Distriknews.co, Kutai Kartanegara – Pemerintah Kabupaten Kutai Kartanegara melalui Dinas Pemberdayaan Masyarakat dan Desa (DPMD) terus memperkuat peran Posyandu dalam pelayanan dasar masyarakat. Salah satu langkah terbaru adalah pelaksanaan Rapat Evaluasi Hasil Pendampingan Struktur Organisasi Posyandu Enam Standar Pelayanan Minimal (SPM), yang digelar di Ruang Rapat DPMD Kukar pada Kamis (3/7/2025).

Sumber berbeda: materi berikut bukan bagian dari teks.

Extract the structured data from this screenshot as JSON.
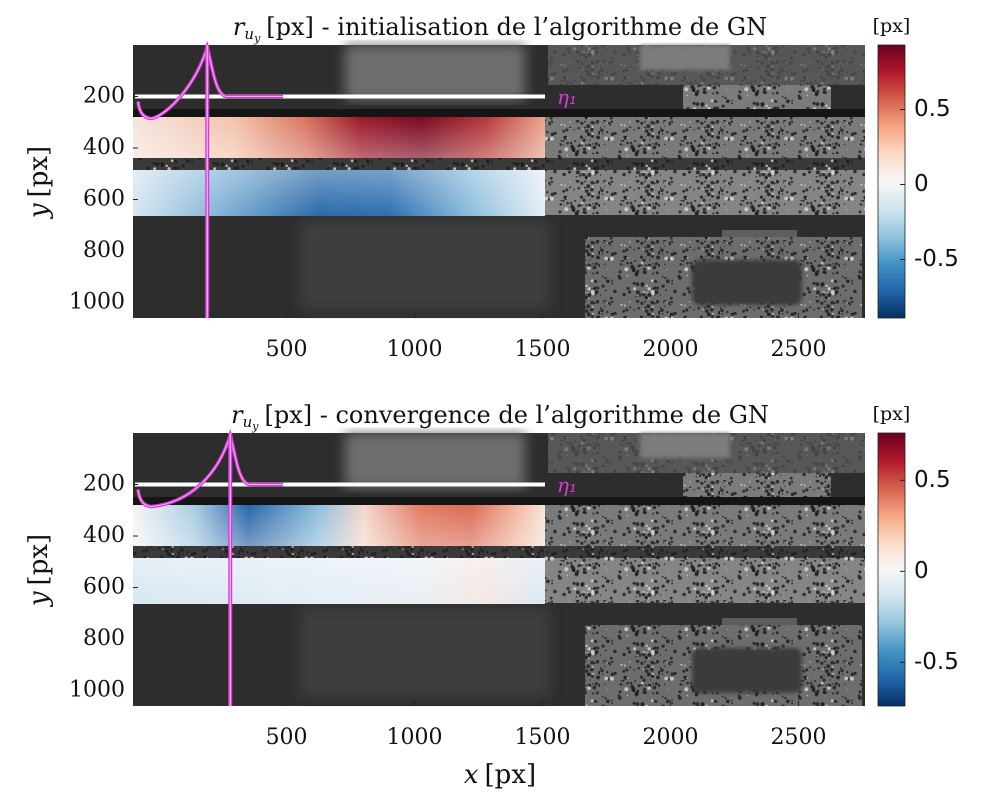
{
  "chart_data": [
    {
      "type": "heatmap",
      "title": {
        "symbol": "r",
        "sub": "u",
        "subsub": "y",
        "text": "[px] - initialisation de l’algorithme de GN"
      },
      "ylabel": {
        "var": "y",
        "unit": "[px]"
      },
      "xlim": [
        -100,
        2760
      ],
      "xticks": [
        500,
        1000,
        1500,
        2000,
        2500
      ],
      "ylim": [
        0,
        1060
      ],
      "yticks": [
        200,
        400,
        600,
        800,
        1000
      ],
      "section": {
        "label": "η₁",
        "x": 190,
        "y": 200
      },
      "colorbar": {
        "label": "[px]",
        "lim": [
          -0.89,
          0.93
        ],
        "ticks": [
          0.5,
          0,
          -0.5
        ],
        "colors": [
          "#67001f",
          "#b2182b",
          "#d6604d",
          "#f4a582",
          "#fddbc7",
          "#f7f7f7",
          "#d1e5f0",
          "#92c5de",
          "#4393c3",
          "#2166ac",
          "#053061"
        ]
      }
    },
    {
      "type": "heatmap",
      "title": {
        "symbol": "r",
        "sub": "u",
        "subsub": "y",
        "text": "[px] - convergence de l’algorithme de GN"
      },
      "ylabel": {
        "var": "y",
        "unit": "[px]"
      },
      "xlabel": {
        "var": "x",
        "unit": "[px]"
      },
      "xlim": [
        -100,
        2760
      ],
      "xticks": [
        500,
        1000,
        1500,
        2000,
        2500
      ],
      "ylim": [
        0,
        1060
      ],
      "yticks": [
        200,
        400,
        600,
        800,
        1000
      ],
      "section": {
        "label": "η₁",
        "x": 280,
        "y": 200
      },
      "colorbar": {
        "label": "[px]",
        "lim": [
          -0.74,
          0.76
        ],
        "ticks": [
          0.5,
          0,
          -0.5
        ],
        "colors": [
          "#67001f",
          "#b2182b",
          "#d6604d",
          "#f4a582",
          "#fddbc7",
          "#f7f7f7",
          "#d1e5f0",
          "#92c5de",
          "#4393c3",
          "#2166ac",
          "#053061"
        ]
      }
    }
  ]
}
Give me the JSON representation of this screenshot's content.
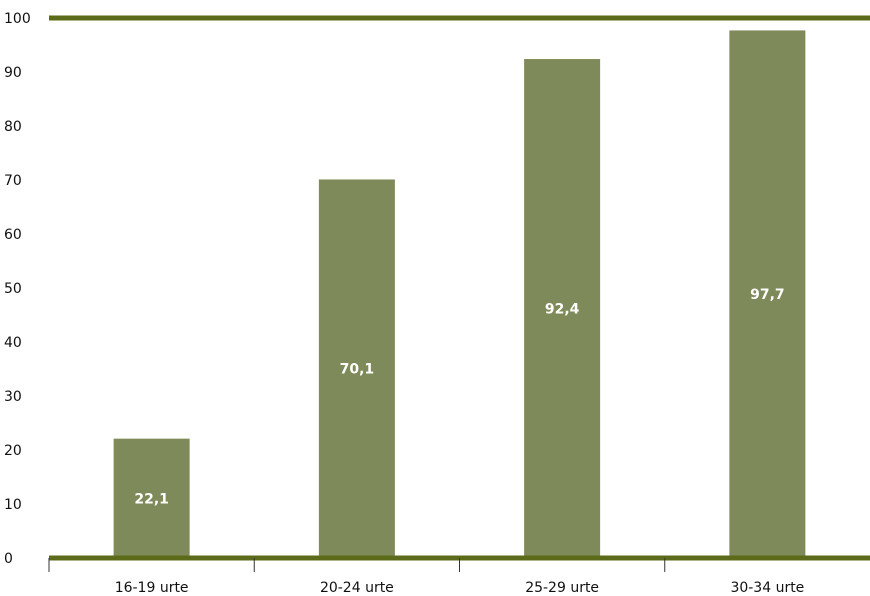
{
  "chart_data": {
    "type": "bar",
    "categories": [
      "16-19 urte",
      "20-24 urte",
      "25-29 urte",
      "30-34 urte"
    ],
    "values": [
      22.1,
      70.1,
      92.4,
      97.7
    ],
    "value_labels": [
      "22,1",
      "70,1",
      "92,4",
      "97,7"
    ],
    "ylim": [
      0,
      100
    ],
    "yticks": [
      "0",
      "10",
      "20",
      "30",
      "40",
      "50",
      "60",
      "70",
      "80",
      "90",
      "100"
    ],
    "grid": false,
    "legend": "none",
    "colors": {
      "bar": "#7f8a5a",
      "axis_line": "#5b6b1a",
      "data_label": "#ffffff"
    }
  }
}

Kepala Dinas DPMD Kukar, Arianto, menegaskan bahwa kegiatan ini merupakan tindak lanjut dari penerapan Permendagri Nomor 13 Tahun 2024. Regulasi tersebut menekankan transformasi Posyandu menjadi pusat pelayanan masyarakat dengan enam layanan dasar yang wajib dipenuhi sesuai standar minimal.
Enam layanan dasar Posyandu meliputi kesehatan ibu hamil, kesehatan anak, imunisasi, gizi, penanggulangan penyakit menular, dan layanan kesehatan keluarga. Menurut Arianto, langkah ini akan menjadikan Posyandu sebagai ujung tombak pelayanan kesehatan di desa maupun kelurahan. “Sekarang Posyandu tidak hanya sebagai layanan kesehatan biasa, tapi sudah mengacu pada enam pelayanan SPM. Karena ini tahap awal, evaluasi dilakukan untuk mengukur kesiapan di lapangan,” ujarnya.
Data dari DPMD Kukar mencatat terdapat 816 Posyandu aktif, baik yang dibentuk pemerintah maupun swasta. Semua unit tersebut kini diarahkan untuk menyesuaikan diri dengan standar baru. Arianto memastikan mayoritas Posyandu di Kukar sudah siap menjalankan peran ini.
Selain kelembagaan, rapat evaluasi juga membahas kebutuhan kader baru, peningkatan kapasitas kader, hingga dukungan pembiayaan. Arianto menegaskan bahwa pembiayaan kader menjadi poin penting agar kualitas pelayanan bisa berjalan beriringan dengan peningkatan kapasitas sumber daya manusia.
Dalam laman resmi Pemkab Kukar disebutkan, Posyandu tidak hanya berperan dalam aspek kesehatan, tetapi juga mendukung pencapaian program prioritas nasional, termasuk penurunan stunting. Integrasi ini sejalan dengan visi Kukar Idaman yang menempatkan kesehatan masyarakat sebagai salah satu prioritas utama pembangunan daerah.
Sosialisasi mengenai Posyandu Enam SPM juga telah dilakukan di tingkat desa dan kelurahan. Arianto menegaskan, ke depan DPMD akan terus mengawal pelaksanaannya agar sesuai dengan aturan Permendagri. “Kita tinggal mengoptimalkan yang sudah ada agar sesuai dengan ketentuan Posyandu 6 SPM,” katanya.
Dengan penguatan kelembagaan dan dukungan kebijakan daerah, diharapkan Posyandu di Kukar mampu memberikan pelayanan yang lebih berkualitas dan merata, sehingga masyarakat desa dapat merasakan manfaat langsung dalam bidang kesehatan.